Há alguns anos, eu acreditava que o sucesso de uma empresa dependia de ter um bom aplicativo. Quanto mais intuitivo, mais rápido e mais completo, maiores eram as chances de conquistar clientes. Hoje, começo a acreditar que estamos caminhando para um cenário completamente diferente. Talvez, em um futuro muito próximo, os melhores aplicativos sejam justamente aqueles que ninguém precise abrir.
Parece estranho, eu sei. Mas basta observar a velocidade com que a inteligência artificial está evoluindo. Até pouco tempo, ela respondia perguntas, escrevia textos e organizava informações. Agora, ela começa a executar tarefas. E essa pequena mudança pode transformar completamente a forma como nos relacionamos com a tecnologia.
Imagine dizer apenas: “Organize minha próxima viagem, reserve o hotel, compre a passagem e coloque tudo na minha agenda.” Em vez de abrir cinco aplicativos diferentes, comparar preços e preencher formulários, um único assistente fará todo esse trabalho. Você não navegará pela tecnologia. A tecnologia navegará por você.
Na minha visão, esse é o verdadeiro próximo capítulo da transformação digital. Não será marcado por aplicativos mais bonitos ou celulares mais rápidos. Será marcado por uma mudança de comportamento. As pessoas deixarão de aprender a usar ferramentas e passarão simplesmente a dizer o que desejam. Caberá à inteligência artificial encontrar o melhor caminho para entregar o resultado.

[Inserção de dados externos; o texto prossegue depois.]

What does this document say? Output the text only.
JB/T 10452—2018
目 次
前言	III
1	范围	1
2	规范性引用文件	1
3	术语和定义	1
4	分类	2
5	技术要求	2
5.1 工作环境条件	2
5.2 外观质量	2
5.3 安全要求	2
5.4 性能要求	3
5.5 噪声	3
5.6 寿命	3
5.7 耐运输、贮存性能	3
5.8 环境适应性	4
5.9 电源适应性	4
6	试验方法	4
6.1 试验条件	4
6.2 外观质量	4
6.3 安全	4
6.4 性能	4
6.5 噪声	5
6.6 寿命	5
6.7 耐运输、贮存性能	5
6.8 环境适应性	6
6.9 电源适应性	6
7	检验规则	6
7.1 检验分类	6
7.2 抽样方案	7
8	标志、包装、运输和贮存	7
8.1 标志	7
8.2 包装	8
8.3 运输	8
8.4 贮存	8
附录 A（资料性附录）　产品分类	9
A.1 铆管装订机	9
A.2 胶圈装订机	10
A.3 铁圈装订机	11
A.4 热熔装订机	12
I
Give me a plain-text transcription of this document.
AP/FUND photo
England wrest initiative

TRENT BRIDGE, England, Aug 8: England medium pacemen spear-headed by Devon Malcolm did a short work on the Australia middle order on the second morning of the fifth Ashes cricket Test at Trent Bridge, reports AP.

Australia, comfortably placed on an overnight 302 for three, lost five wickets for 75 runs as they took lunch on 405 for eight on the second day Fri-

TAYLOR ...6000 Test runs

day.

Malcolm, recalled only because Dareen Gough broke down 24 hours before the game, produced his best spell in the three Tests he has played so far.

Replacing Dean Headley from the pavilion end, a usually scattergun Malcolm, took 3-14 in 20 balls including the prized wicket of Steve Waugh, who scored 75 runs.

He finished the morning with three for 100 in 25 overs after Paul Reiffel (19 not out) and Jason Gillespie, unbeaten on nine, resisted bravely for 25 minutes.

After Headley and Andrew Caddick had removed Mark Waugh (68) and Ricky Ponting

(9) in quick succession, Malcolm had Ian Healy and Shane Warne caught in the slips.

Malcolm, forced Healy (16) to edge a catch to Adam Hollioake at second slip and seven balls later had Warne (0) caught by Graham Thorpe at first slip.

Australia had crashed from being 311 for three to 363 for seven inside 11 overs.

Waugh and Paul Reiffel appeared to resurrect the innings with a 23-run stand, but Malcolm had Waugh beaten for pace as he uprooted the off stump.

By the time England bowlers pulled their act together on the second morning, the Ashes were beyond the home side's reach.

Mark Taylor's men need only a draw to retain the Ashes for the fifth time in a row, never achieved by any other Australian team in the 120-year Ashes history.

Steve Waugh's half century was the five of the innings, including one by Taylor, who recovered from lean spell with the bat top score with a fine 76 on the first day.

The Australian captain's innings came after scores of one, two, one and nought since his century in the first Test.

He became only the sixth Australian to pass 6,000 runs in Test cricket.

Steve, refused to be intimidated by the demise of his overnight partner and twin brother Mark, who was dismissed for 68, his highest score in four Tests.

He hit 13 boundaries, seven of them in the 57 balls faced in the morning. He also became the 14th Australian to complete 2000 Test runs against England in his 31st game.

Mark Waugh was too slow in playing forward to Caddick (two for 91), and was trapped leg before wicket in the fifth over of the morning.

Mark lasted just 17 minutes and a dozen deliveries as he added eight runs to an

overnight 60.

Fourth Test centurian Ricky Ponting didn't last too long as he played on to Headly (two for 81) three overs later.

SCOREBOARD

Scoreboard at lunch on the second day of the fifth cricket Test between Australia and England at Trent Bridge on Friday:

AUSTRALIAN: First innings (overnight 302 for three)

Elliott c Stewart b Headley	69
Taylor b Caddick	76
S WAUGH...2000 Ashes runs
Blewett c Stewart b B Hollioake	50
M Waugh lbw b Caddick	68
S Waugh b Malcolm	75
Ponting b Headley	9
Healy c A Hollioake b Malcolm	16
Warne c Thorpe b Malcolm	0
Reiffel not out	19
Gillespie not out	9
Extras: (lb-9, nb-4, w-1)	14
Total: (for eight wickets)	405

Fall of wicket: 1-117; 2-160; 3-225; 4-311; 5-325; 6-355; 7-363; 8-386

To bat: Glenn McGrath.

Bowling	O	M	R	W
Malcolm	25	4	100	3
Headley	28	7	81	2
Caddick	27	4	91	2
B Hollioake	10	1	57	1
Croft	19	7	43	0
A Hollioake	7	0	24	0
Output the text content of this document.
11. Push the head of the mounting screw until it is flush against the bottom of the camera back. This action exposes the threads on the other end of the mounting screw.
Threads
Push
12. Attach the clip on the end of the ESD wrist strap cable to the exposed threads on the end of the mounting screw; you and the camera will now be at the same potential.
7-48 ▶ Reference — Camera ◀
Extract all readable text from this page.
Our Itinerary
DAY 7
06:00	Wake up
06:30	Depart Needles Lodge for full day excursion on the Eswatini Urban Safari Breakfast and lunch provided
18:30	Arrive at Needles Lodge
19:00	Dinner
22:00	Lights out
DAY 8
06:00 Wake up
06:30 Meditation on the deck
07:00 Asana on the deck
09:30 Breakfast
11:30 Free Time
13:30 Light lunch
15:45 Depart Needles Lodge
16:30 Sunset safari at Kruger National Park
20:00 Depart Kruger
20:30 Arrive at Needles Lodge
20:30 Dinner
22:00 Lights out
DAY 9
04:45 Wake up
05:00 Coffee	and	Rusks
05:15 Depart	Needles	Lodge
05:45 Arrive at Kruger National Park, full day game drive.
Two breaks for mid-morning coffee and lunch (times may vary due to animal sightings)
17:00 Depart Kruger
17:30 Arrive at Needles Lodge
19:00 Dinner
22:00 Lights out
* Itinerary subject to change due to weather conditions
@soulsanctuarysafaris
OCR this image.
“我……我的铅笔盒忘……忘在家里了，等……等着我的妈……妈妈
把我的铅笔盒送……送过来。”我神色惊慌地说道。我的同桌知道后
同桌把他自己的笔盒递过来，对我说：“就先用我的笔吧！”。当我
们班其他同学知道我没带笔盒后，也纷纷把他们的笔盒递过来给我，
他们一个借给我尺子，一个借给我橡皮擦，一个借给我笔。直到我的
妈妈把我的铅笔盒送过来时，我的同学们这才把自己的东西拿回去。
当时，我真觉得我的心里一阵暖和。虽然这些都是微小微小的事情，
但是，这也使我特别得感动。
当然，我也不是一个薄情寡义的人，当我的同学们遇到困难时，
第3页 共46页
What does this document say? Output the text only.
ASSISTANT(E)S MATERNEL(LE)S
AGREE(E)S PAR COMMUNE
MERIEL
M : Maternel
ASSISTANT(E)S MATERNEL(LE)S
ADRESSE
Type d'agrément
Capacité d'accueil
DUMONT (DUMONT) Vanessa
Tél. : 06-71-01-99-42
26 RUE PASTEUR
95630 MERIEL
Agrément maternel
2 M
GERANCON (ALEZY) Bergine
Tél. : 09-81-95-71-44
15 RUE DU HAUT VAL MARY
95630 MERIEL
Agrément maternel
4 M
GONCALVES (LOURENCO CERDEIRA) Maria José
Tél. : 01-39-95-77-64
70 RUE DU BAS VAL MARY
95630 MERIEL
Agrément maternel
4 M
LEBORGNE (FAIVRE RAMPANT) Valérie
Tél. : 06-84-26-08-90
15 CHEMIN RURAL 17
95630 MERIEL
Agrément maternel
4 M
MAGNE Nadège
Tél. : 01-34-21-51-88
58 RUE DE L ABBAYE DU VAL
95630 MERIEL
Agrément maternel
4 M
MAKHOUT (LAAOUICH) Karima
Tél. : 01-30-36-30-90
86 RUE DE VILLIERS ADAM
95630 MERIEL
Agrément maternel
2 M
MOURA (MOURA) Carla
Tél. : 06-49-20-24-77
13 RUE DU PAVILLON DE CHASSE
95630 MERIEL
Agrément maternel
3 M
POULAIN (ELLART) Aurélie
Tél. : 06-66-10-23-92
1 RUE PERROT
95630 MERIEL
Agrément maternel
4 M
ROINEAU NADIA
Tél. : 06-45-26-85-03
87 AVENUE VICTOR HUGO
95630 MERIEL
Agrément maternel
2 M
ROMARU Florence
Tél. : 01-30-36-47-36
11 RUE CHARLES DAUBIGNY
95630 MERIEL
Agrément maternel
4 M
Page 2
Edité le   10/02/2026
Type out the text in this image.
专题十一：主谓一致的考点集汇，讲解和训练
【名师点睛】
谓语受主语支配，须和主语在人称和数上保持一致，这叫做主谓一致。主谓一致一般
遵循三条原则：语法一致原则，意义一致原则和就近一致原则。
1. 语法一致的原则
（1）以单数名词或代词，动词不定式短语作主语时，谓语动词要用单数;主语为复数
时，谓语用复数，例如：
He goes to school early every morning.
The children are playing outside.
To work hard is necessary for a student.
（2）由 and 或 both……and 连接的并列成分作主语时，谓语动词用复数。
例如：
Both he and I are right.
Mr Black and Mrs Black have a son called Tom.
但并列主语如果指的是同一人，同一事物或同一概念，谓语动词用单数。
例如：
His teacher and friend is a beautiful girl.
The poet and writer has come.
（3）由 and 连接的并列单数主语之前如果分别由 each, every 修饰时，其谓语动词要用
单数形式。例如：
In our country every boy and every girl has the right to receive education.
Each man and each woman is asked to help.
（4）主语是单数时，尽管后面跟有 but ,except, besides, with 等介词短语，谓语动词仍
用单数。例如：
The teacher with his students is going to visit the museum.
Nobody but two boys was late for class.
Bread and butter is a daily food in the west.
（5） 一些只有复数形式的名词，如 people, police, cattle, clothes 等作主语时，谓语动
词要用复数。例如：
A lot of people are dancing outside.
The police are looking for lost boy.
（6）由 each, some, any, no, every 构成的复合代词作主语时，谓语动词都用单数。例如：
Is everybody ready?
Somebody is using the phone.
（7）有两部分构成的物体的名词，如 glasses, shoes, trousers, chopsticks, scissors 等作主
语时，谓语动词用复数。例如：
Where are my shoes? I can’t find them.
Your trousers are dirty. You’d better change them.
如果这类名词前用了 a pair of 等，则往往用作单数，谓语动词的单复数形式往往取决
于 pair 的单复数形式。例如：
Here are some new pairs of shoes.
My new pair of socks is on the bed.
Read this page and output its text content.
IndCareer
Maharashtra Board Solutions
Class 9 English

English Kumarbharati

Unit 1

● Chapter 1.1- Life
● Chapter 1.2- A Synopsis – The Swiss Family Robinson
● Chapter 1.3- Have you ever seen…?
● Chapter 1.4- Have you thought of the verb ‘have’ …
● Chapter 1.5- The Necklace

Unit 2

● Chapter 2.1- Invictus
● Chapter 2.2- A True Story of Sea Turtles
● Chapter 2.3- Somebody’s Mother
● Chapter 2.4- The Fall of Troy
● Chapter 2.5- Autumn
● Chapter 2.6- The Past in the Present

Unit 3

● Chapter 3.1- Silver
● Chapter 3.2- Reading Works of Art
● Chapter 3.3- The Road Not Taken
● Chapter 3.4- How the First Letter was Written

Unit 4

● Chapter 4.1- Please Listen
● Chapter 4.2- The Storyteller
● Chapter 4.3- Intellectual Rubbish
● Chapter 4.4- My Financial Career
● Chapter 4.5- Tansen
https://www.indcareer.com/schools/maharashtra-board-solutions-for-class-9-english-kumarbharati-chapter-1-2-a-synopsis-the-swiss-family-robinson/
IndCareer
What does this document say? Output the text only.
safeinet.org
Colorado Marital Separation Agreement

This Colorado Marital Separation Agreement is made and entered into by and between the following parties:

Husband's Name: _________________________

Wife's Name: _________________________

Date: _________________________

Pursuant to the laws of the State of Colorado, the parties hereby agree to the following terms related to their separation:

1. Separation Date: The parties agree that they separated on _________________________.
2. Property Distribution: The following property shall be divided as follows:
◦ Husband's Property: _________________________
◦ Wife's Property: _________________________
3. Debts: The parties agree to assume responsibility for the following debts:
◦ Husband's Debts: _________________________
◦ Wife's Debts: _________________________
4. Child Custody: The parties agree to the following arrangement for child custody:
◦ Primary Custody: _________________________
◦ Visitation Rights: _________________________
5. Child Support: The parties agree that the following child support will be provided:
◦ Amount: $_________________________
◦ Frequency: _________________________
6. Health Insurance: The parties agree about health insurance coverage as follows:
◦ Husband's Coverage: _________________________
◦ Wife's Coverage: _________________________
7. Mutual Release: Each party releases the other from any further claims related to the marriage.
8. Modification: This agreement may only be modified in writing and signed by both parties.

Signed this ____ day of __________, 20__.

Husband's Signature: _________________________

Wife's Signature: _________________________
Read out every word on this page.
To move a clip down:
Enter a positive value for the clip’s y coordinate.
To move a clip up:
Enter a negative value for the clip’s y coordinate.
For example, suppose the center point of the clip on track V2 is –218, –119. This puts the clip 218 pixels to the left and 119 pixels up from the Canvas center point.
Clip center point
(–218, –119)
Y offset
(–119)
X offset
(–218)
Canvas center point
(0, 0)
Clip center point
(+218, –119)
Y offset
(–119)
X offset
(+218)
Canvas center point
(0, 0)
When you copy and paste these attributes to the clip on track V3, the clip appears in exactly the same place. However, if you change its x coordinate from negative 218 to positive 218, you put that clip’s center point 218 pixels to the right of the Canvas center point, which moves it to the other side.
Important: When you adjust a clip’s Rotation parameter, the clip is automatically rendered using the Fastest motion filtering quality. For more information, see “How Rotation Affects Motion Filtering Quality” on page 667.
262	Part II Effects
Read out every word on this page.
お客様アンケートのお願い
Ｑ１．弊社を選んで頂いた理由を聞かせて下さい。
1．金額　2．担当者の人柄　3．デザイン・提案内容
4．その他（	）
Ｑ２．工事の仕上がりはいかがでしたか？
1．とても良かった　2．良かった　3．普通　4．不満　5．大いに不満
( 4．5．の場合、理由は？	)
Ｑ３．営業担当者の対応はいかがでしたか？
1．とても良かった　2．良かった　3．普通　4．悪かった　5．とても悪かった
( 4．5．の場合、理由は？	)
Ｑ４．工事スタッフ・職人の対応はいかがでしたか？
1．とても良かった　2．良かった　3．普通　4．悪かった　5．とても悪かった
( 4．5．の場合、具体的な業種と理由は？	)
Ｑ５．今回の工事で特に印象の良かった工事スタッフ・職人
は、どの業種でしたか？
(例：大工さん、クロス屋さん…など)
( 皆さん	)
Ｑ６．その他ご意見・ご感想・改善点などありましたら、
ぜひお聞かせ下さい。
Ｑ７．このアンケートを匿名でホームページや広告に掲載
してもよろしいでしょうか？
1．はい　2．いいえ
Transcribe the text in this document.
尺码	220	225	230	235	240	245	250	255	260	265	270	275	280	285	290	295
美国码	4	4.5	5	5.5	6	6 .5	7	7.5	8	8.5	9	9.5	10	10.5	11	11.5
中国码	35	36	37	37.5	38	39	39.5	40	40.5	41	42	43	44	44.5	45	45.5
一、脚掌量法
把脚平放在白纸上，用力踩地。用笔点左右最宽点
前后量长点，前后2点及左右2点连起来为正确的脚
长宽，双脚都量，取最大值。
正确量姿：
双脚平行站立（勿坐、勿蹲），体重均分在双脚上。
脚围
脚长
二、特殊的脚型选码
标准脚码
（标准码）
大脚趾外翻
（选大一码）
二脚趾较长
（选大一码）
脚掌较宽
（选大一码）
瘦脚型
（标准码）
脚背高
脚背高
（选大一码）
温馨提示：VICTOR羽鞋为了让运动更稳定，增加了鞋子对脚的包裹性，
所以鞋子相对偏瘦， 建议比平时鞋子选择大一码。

Isso também muda a lógica dos negócios. Durante anos, empresas investiram fortunas para convencer clientes a baixar seus aplicativos. Em breve, talvez a preocupação seja outra: convencer a inteligência artificial de que seu produto é a melhor escolha. A disputa deixará de acontecer apenas na tela do celular e passará a ocorrer nos bastidores, onde agentes inteligentes compararão preço, qualidade, reputação e eficiência em questão de segundos.
É claro que essa transformação traz desafios importantes. Quem será responsável por uma decisão tomada por um agente de inteligência artificial? Como proteger nossos dados? Como garantir que essas escolhas sejam transparentes e seguras? Essas perguntas ainda não têm respostas definitivas, mas uma coisa me parece evidente: não estamos diante de mais uma atualização tecnológica. Estamos diante de uma mudança de paradigma.
Tenho a impressão de que, daqui a alguns anos, olharemos para a tela cheia de aplicativos do mesmo jeito que hoje olhamos para os antigos aparelhos de fax. Eles fizeram sentido durante uma época, mas foram superados por uma forma mais simples e inteligente de realizar as mesmas tarefas.
Por isso, acredito que a pergunta mais importante já não será “qual aplicativo você usa?”. A pergunta será outra: “qual inteligência artificial trabalha para você?”. Quem compreender essa mudança antes dos demais não estará apenas acompanhando a evolução da tecnologia. Estará preparado para viver a próxima revolução digital.